Flexibility is not a climate solution

This doesn’t mean that making infrastructure funding flexible or having competitive grant programs are inherently bad policy choices. Alaska and Florida are drastically different places with drastically different transportation needs, and it’s good to verify that projects are set up to succeed before spending significant amounts of money on them.

But transportation policy that provides endless flexibility and ensures that most transit, active transportation, and accessibility projects have to compete with other proposed projects to access federal funds is incompatible with climate goals. For decades, state DOTs have been focused on building more and more infrastructure for private cars at the expense of every other possible mode of transportation—if we give them a choose-your-own-adventure program like the NHPP and STBG, the adventure they’re going to choose is more lane miles and more emissions.

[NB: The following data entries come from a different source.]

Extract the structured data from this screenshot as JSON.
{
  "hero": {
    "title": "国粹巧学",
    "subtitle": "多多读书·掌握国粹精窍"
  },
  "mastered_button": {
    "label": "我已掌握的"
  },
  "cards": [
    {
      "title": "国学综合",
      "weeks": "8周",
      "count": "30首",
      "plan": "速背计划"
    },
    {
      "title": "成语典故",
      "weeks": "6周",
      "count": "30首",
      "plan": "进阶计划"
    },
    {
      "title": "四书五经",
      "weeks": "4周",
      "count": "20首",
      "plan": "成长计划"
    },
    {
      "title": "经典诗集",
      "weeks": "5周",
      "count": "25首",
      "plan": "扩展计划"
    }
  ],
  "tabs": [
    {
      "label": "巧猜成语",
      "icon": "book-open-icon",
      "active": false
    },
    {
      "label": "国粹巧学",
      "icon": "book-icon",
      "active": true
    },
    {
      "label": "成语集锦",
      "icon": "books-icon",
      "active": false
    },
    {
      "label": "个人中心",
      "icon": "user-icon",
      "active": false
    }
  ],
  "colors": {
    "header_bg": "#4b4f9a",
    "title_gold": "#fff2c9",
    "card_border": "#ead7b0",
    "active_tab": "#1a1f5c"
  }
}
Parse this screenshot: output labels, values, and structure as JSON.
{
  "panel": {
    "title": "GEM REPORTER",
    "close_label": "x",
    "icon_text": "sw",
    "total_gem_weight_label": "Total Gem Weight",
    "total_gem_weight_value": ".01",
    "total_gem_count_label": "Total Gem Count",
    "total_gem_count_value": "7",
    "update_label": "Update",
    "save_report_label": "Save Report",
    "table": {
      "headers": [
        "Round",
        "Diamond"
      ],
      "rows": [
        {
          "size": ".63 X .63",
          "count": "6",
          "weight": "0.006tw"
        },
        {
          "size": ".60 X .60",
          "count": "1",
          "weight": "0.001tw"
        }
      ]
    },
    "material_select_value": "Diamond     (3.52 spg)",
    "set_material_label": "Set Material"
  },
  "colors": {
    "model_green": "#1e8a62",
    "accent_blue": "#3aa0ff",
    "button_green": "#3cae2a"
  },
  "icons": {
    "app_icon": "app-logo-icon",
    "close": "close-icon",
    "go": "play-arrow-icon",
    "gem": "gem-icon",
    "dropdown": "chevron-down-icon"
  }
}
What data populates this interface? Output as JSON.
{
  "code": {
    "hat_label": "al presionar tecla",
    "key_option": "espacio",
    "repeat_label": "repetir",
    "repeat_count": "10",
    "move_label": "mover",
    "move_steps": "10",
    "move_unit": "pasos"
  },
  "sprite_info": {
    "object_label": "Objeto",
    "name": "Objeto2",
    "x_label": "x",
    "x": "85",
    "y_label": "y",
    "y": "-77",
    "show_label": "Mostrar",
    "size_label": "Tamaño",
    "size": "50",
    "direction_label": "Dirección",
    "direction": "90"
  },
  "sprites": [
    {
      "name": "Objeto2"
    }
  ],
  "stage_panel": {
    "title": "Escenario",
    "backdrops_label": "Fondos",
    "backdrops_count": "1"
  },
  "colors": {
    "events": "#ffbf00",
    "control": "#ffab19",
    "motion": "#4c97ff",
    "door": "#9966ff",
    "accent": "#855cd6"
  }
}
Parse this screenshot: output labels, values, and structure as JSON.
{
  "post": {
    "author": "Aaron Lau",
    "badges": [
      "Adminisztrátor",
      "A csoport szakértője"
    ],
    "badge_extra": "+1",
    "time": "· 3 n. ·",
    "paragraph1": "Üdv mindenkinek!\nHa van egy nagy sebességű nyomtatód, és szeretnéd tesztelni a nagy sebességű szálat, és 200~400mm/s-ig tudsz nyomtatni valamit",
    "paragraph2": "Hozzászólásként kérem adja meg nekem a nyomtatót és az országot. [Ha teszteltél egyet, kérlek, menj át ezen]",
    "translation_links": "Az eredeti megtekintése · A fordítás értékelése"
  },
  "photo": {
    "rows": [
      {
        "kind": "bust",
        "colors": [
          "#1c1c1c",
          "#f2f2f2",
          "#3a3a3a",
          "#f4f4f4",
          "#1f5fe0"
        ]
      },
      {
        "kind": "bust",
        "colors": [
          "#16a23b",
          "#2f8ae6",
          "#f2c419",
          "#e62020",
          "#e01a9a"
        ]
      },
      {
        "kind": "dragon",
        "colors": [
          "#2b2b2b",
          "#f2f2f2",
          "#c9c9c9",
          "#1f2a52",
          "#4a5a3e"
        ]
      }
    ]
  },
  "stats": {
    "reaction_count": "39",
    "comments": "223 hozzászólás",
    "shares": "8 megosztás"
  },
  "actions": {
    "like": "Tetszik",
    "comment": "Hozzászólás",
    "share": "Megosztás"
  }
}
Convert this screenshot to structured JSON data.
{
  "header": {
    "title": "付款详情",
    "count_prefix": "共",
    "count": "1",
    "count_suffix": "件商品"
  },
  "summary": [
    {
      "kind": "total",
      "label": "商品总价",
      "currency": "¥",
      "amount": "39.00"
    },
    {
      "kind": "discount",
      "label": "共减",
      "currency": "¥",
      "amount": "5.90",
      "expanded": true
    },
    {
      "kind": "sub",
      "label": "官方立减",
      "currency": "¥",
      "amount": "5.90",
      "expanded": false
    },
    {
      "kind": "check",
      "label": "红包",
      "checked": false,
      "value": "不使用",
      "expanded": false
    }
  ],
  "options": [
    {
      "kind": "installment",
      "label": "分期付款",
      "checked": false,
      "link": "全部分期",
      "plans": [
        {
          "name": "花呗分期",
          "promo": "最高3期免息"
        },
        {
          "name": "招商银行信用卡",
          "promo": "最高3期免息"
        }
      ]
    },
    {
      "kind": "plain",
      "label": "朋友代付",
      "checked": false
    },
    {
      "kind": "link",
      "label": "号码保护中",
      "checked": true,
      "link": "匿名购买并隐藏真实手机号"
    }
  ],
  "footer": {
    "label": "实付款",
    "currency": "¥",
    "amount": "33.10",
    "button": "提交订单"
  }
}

That’s exactly what Transportation for America feared would take place with the IIJA—despite the significant progress in areas like passenger rail—and what the Washington Post confirmed has happened to just a small portion of the money that’s made its way from USDOT to the states. 

To reduce emissions from the transportation sector, we have to recognize that flexibility alone is not a climate solution. When it comes to climate, the goal of good transportation policy must be to make it easier to complete projects that reduce emissions and more difficult to complete projects that increase emissions. That means inverting how much we fund different modes of transportation, so that transit, active transportation, and passenger rail projects get the majority of funds, instead of highways. That also means inverting how these funds are accessed, so transit, active transportation, and passenger rail projects are funded by formula dollars, and highway projects are forced to apply to competitive grant programs.